The four faces on the statue represent the Brahma-viharas (Brahma-like, god-like or divine abodes) or the "sublime attitudes" in Buddhism. These are -

  • Loving or Loving-kindness (metta): The most fundamental emotion, which is the wish for true happiness 

  • Compassion (karuna): The emotion that goodwill feels when it encounters suffering 

  • Empathetic joy (mudita): The emotion that goodwill feels when it encounters happiness 

  • Equanimity (upekkha): The emotion that acts as a check on the other three

These four attitudes are said to be sublime because they are the right or ideal way of conduct towards living beings. They provide the answers to all situations that arise from social contacts. The Brahma-viharas are incompatible with a hateful state of mind, and they are associated with Brahma, the ruler of the higher heavens in traditional Buddhism. 

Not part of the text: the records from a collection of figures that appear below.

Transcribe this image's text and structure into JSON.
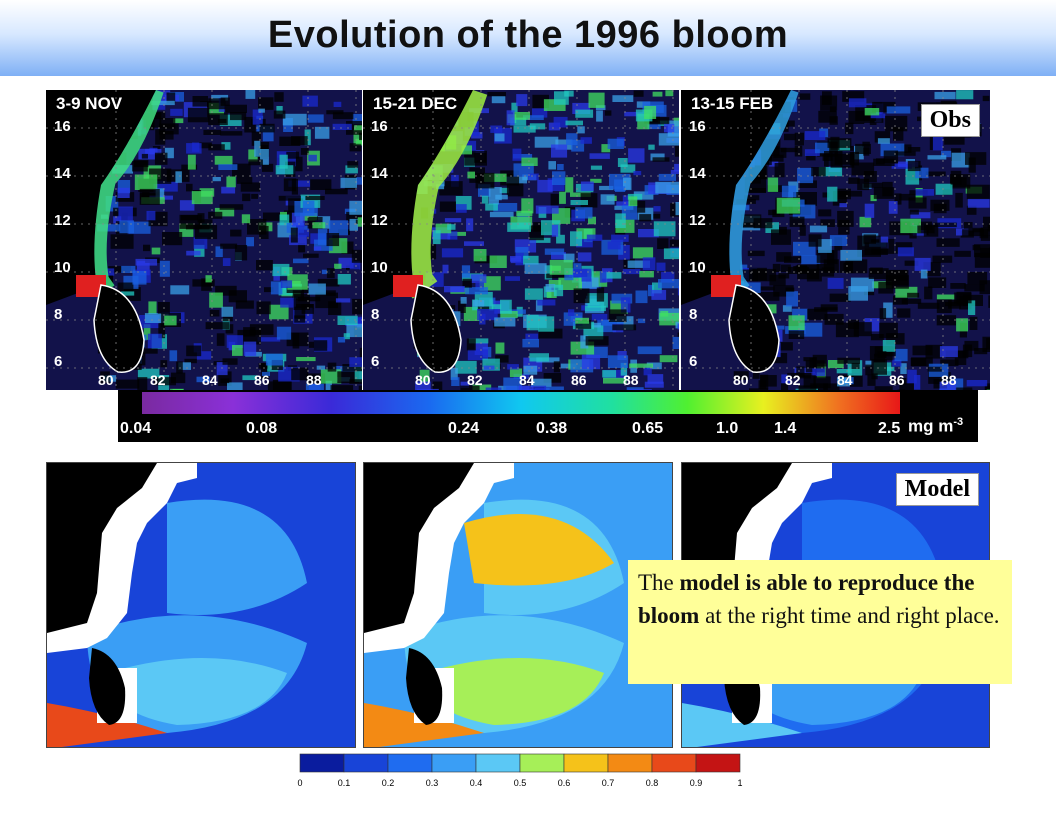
{
  "title": "Evolution of the 1996 bloom",
  "obs_label": "Obs",
  "model_label": "Model",
  "obs_panels": [
    {
      "date": "3-9 NOV"
    },
    {
      "date": "15-21 DEC"
    },
    {
      "date": "13-15 FEB"
    }
  ],
  "lat_ticks": [
    "16",
    "14",
    "12",
    "10",
    "8",
    "6"
  ],
  "lon_ticks": [
    "80",
    "82",
    "84",
    "86",
    "88"
  ],
  "obs_colorbar": {
    "ticks": [
      "0.04",
      "0.08",
      "0.24",
      "0.38",
      "0.65",
      "1.0",
      "1.4",
      "2.5"
    ],
    "unit": "mg m",
    "unit_exp": "-3"
  },
  "model_colorbar": {
    "ticks": [
      "0",
      "0.1",
      "0.2",
      "0.3",
      "0.4",
      "0.5",
      "0.6",
      "0.7",
      "0.8",
      "0.9",
      "1"
    ],
    "colors": [
      "#0a1c9e",
      "#1844d8",
      "#1f6cf0",
      "#3a9ef5",
      "#5bc8f5",
      "#a6ef58",
      "#f5c21a",
      "#f38a14",
      "#e8491a",
      "#c41414"
    ]
  },
  "callout": {
    "t1": "The ",
    "b1": "model is able to reproduce the bloom",
    "t2": " at the right time and right place."
  }
}
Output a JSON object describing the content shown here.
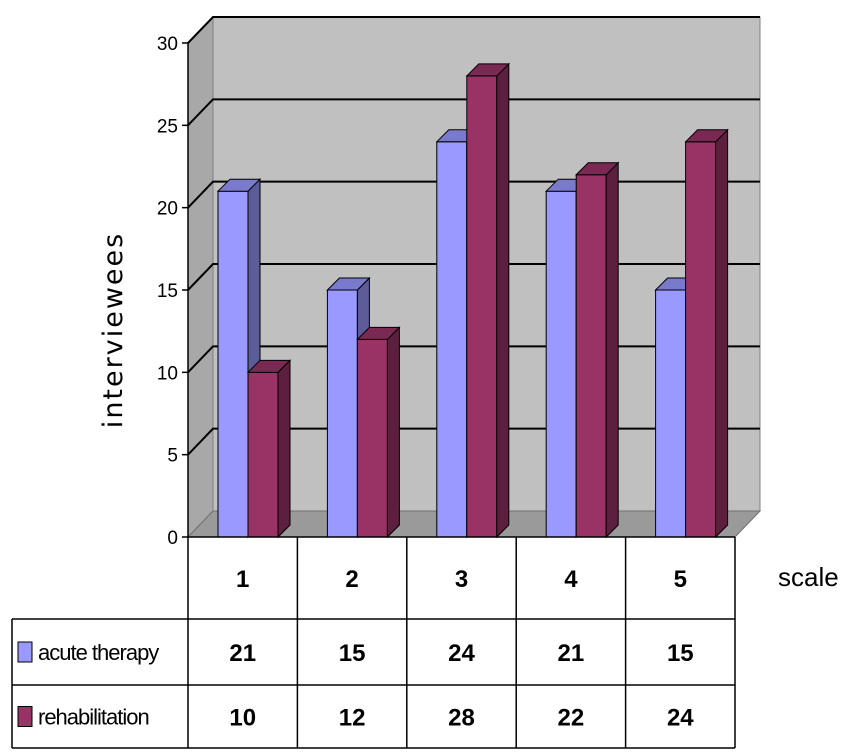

The seated monument on both sides of the park depicts the Churning of the Ocean of Milk. This is a story of the devas (gods) and asuras (demons) who fight to obtain the mystical powers of Amrita, a Sanskrit word that means “immortality,” which is a central concept in Indian religions often referred to in ancient texts as an elixir. The Churning of the Ocean of Milk is one of the central events in the ever-continuing struggle between the devas and the asuras.

 

In some versions of the story, the devas and the asuras hope to recover the amrita from the depths of the cosmic ocean. The asuras held the head of the nāga (half-human, half-cobra) Vasuki, who was used for a churning rope, and the devas held his tail. 

 

This is a detail from the portrayal of the story of the Churning of the Ocean of Milk showing Vishnu, gods, and demons from a bas relief at Angkor Wat, Siem Reap, Cambodia.

Vasuki is the Snake of Shiva in Hindu texts. Mucilinda is the king of Nāgas in Buddhist texts, who protected the Gautama Buddha from the elements after his enlightenment.

In the back of these monuments are statues of King Jayavarman VII and Queen Indradevi (fl. 1181) venerated leaders during the Khmer Empire.